Sunday, March 2, 2014

Velvet Underground, "Rock and Roll"

Today is my little brother's birthday, he's twenty-four years old. Makes me feel old already. My sis will be twenty-six in a couple of weeks. Makes me feel older. So shout out to my brother at the top.

Also, today is what would've been Lou Reed's seventy-second birthday. As you no doubt know, the man passed away last year (not too long ago, right around Halloween), and I miss him. No, I never met him personally nor do I claim any special kinship with him, having never done drugs, homosexual/transvestite sex acts, nor led a band that changed what popular music could address subject-wise or sonically. But I loved the man's art.

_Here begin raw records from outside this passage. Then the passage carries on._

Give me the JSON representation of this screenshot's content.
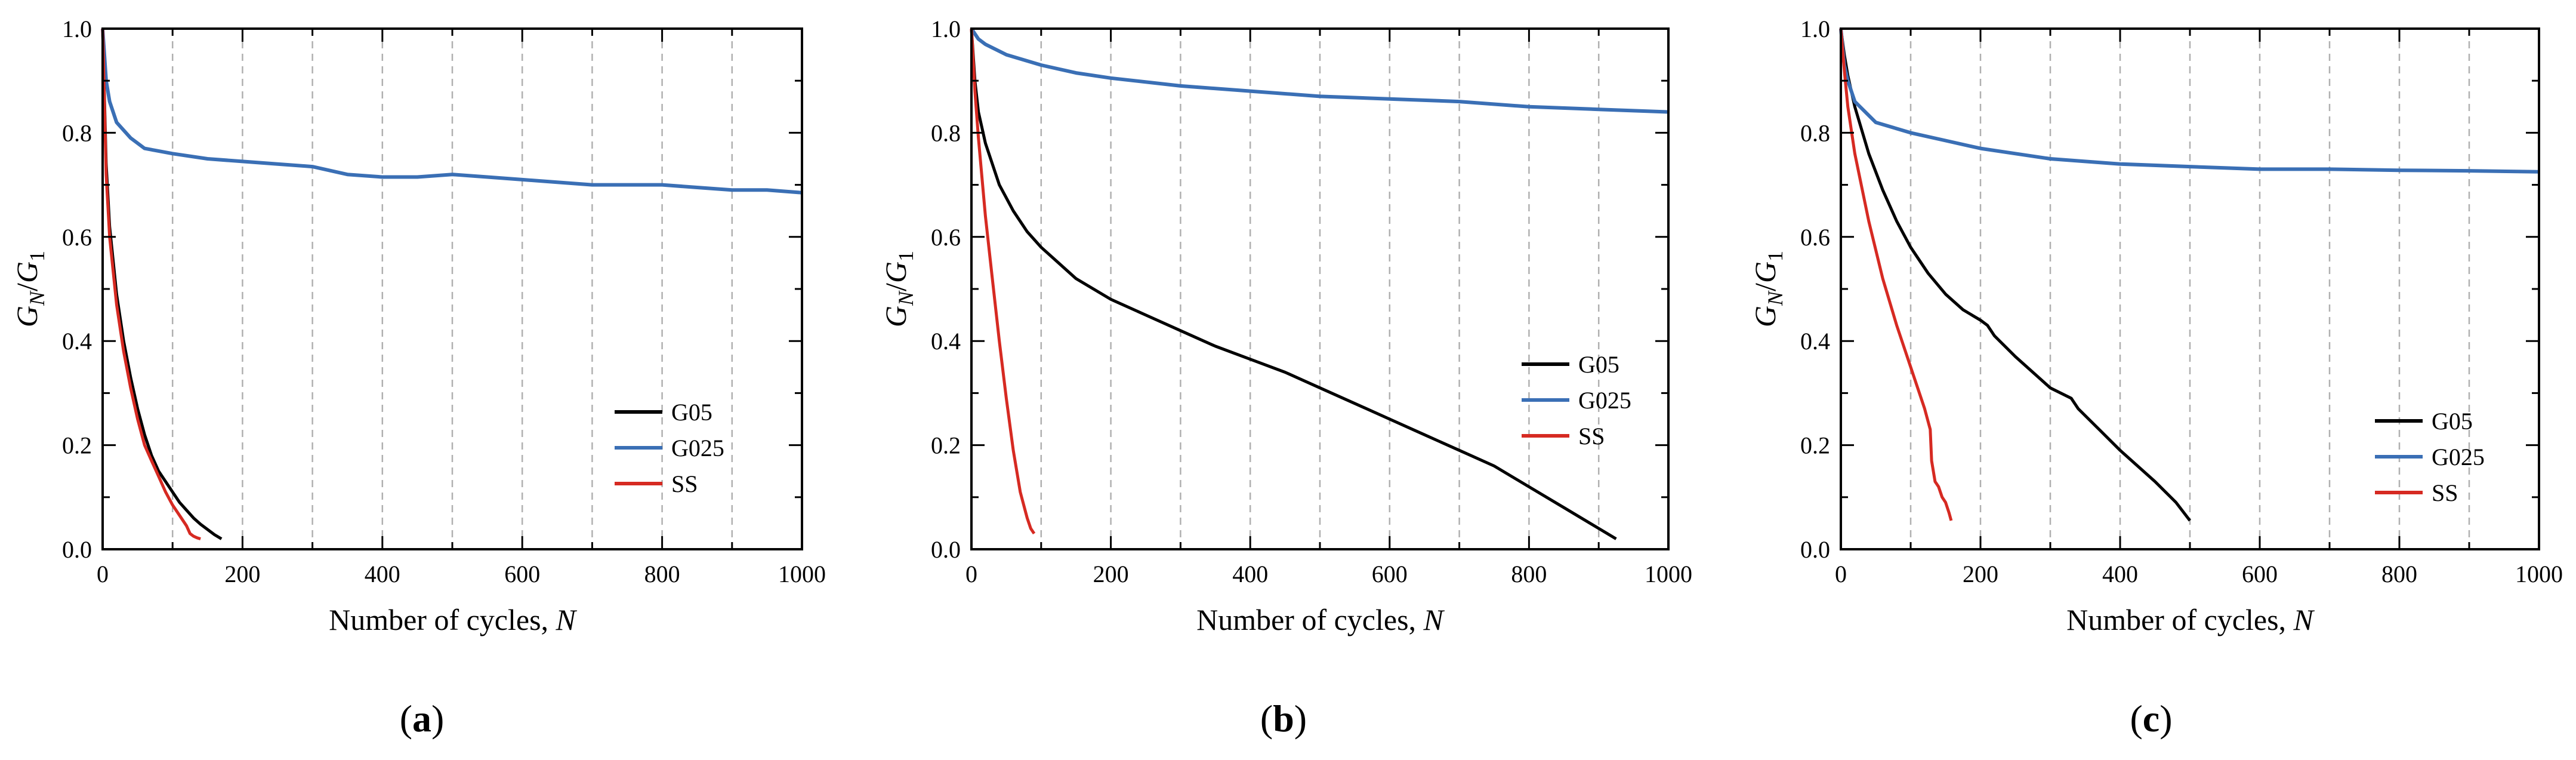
{
  "figure": {
    "colors": {
      "G05": "#000000",
      "G025": "#3a6fb5",
      "SS": "#d62a22",
      "grid": "#b0b0b0"
    }
  },
  "chart_data": [
    {
      "type": "line",
      "panel": "a",
      "xlabel_text": "Number of cycles, ",
      "xlabel_italic": "N",
      "ylabel": "G_N/G_1",
      "xlim": [
        0,
        1000
      ],
      "ylim": [
        0,
        1.0
      ],
      "xticks": [
        0,
        200,
        400,
        600,
        800,
        1000
      ],
      "yticks": [
        0.0,
        0.2,
        0.4,
        0.6,
        0.8,
        1.0
      ],
      "grid": "vertical dashed every 100",
      "legend_position": "lower-right",
      "series": [
        {
          "name": "G05",
          "x": [
            0,
            5,
            10,
            20,
            30,
            40,
            50,
            60,
            70,
            80,
            90,
            100,
            110,
            120,
            130,
            140,
            150,
            160,
            170
          ],
          "y": [
            1.0,
            0.74,
            0.62,
            0.49,
            0.4,
            0.33,
            0.27,
            0.22,
            0.18,
            0.15,
            0.13,
            0.11,
            0.09,
            0.075,
            0.06,
            0.048,
            0.038,
            0.028,
            0.02
          ]
        },
        {
          "name": "G025",
          "x": [
            0,
            5,
            10,
            20,
            40,
            60,
            100,
            150,
            200,
            250,
            300,
            350,
            400,
            450,
            500,
            550,
            600,
            650,
            700,
            750,
            800,
            850,
            900,
            950,
            1000
          ],
          "y": [
            1.0,
            0.9,
            0.86,
            0.82,
            0.79,
            0.77,
            0.76,
            0.75,
            0.745,
            0.74,
            0.735,
            0.72,
            0.715,
            0.715,
            0.72,
            0.715,
            0.71,
            0.705,
            0.7,
            0.7,
            0.7,
            0.695,
            0.69,
            0.69,
            0.685
          ]
        },
        {
          "name": "SS",
          "x": [
            0,
            5,
            10,
            20,
            30,
            40,
            50,
            60,
            70,
            80,
            90,
            100,
            110,
            120,
            125,
            130,
            135,
            140
          ],
          "y": [
            1.0,
            0.72,
            0.6,
            0.47,
            0.38,
            0.31,
            0.25,
            0.2,
            0.17,
            0.14,
            0.11,
            0.085,
            0.065,
            0.045,
            0.03,
            0.025,
            0.022,
            0.02
          ]
        }
      ],
      "label": "a"
    },
    {
      "type": "line",
      "panel": "b",
      "xlabel_text": "Number of cycles, ",
      "xlabel_italic": "N",
      "ylabel": "G_N/G_1",
      "xlim": [
        0,
        1000
      ],
      "ylim": [
        0,
        1.0
      ],
      "xticks": [
        0,
        200,
        400,
        600,
        800,
        1000
      ],
      "yticks": [
        0.0,
        0.2,
        0.4,
        0.6,
        0.8,
        1.0
      ],
      "grid": "vertical dashed every 100",
      "legend_position": "lower-right",
      "series": [
        {
          "name": "G05",
          "x": [
            0,
            5,
            10,
            20,
            40,
            60,
            80,
            100,
            150,
            200,
            250,
            300,
            350,
            400,
            450,
            500,
            550,
            600,
            650,
            700,
            750,
            800,
            850,
            900,
            925
          ],
          "y": [
            1.0,
            0.9,
            0.84,
            0.78,
            0.7,
            0.65,
            0.61,
            0.58,
            0.52,
            0.48,
            0.45,
            0.42,
            0.39,
            0.365,
            0.34,
            0.31,
            0.28,
            0.25,
            0.22,
            0.19,
            0.16,
            0.12,
            0.08,
            0.04,
            0.02
          ]
        },
        {
          "name": "G025",
          "x": [
            0,
            5,
            10,
            20,
            50,
            100,
            150,
            200,
            300,
            400,
            500,
            600,
            700,
            800,
            900,
            1000
          ],
          "y": [
            1.0,
            0.99,
            0.98,
            0.97,
            0.95,
            0.93,
            0.915,
            0.905,
            0.89,
            0.88,
            0.87,
            0.865,
            0.86,
            0.85,
            0.845,
            0.84
          ]
        },
        {
          "name": "SS",
          "x": [
            0,
            5,
            10,
            20,
            30,
            40,
            50,
            60,
            70,
            80,
            85,
            90
          ],
          "y": [
            1.0,
            0.88,
            0.79,
            0.64,
            0.52,
            0.4,
            0.29,
            0.19,
            0.11,
            0.06,
            0.04,
            0.03
          ]
        }
      ],
      "label": "b"
    },
    {
      "type": "line",
      "panel": "c",
      "xlabel_text": "Number of cycles, ",
      "xlabel_italic": "N",
      "ylabel": "G_N/G_1",
      "xlim": [
        0,
        1000
      ],
      "ylim": [
        0,
        1.0
      ],
      "xticks": [
        0,
        200,
        400,
        600,
        800,
        1000
      ],
      "yticks": [
        0.0,
        0.2,
        0.4,
        0.6,
        0.8,
        1.0
      ],
      "grid": "vertical dashed every 100",
      "legend_position": "lower-right",
      "series": [
        {
          "name": "G05",
          "x": [
            0,
            5,
            10,
            20,
            40,
            60,
            80,
            100,
            125,
            150,
            175,
            200,
            210,
            220,
            250,
            300,
            330,
            340,
            370,
            400,
            450,
            480,
            500
          ],
          "y": [
            1.0,
            0.95,
            0.91,
            0.85,
            0.76,
            0.69,
            0.63,
            0.58,
            0.53,
            0.49,
            0.46,
            0.44,
            0.43,
            0.41,
            0.37,
            0.31,
            0.29,
            0.27,
            0.23,
            0.19,
            0.13,
            0.09,
            0.055
          ]
        },
        {
          "name": "G025",
          "x": [
            0,
            5,
            10,
            20,
            50,
            100,
            150,
            200,
            250,
            300,
            350,
            400,
            500,
            600,
            700,
            800,
            900,
            1000
          ],
          "y": [
            1.0,
            0.93,
            0.9,
            0.86,
            0.82,
            0.8,
            0.785,
            0.77,
            0.76,
            0.75,
            0.745,
            0.74,
            0.735,
            0.73,
            0.73,
            0.728,
            0.727,
            0.725
          ]
        },
        {
          "name": "SS",
          "x": [
            0,
            5,
            10,
            20,
            40,
            60,
            80,
            100,
            110,
            120,
            128,
            130,
            135,
            140,
            145,
            150,
            155,
            158
          ],
          "y": [
            1.0,
            0.92,
            0.85,
            0.76,
            0.63,
            0.52,
            0.43,
            0.35,
            0.31,
            0.27,
            0.23,
            0.17,
            0.13,
            0.12,
            0.1,
            0.09,
            0.07,
            0.055
          ]
        }
      ],
      "label": "c"
    }
  ]
}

Tonight the Academy Awards air and, though I've not seen any of the films nominated (not much of anything new anyway, except for the new "Muppet Movie" when it came out on DVD two years ago), I do like to watch because anything that turns a celebration of the arts into a competition is compelling and watchable. Plus, I'm a fan of the "dead reel," the annual look back at who we've lost in the particular field that the awards show highlights. It's not morbid, just something that I think reflects well on our now-is-now culture, our self-obsession with the notion that anything worthwhile has been done in the past twenty years and that history is just a backdrop to our own navel-gazing, Twitter-obsessed present-day. One would hope that, had they had Twitter or other social media in their day, historic figures in the arts like F. Scott Fitzgerald or Homer wouldn't have wasted precious time that could be spent writing or drinking by getting into "tweet wars" with anonymous hacks.

One would hope, anyway.

We've lost some big ones this past year, including the most recent big loss of last week, Harold Ramis. They'll all get their due this night, in the form of a clip of them at work, with their name and what they were best known for. And some muted applause, though some will get more than others (I'm guessing Philip Seymour Hoffman will get some prolonged applause, as well he should). The dead reel is a great thing about the Oscars and other awards shows that I hope we don't lose in our me-first, this-is-now and the-past-is-just-our-prologue present. It's not the highlight of any Oscar broadcast, but a moment to remember what we've lost. It's a public memorial squeezed into the free minutes towards the end of a self-congratulatory excess, and I like it that way.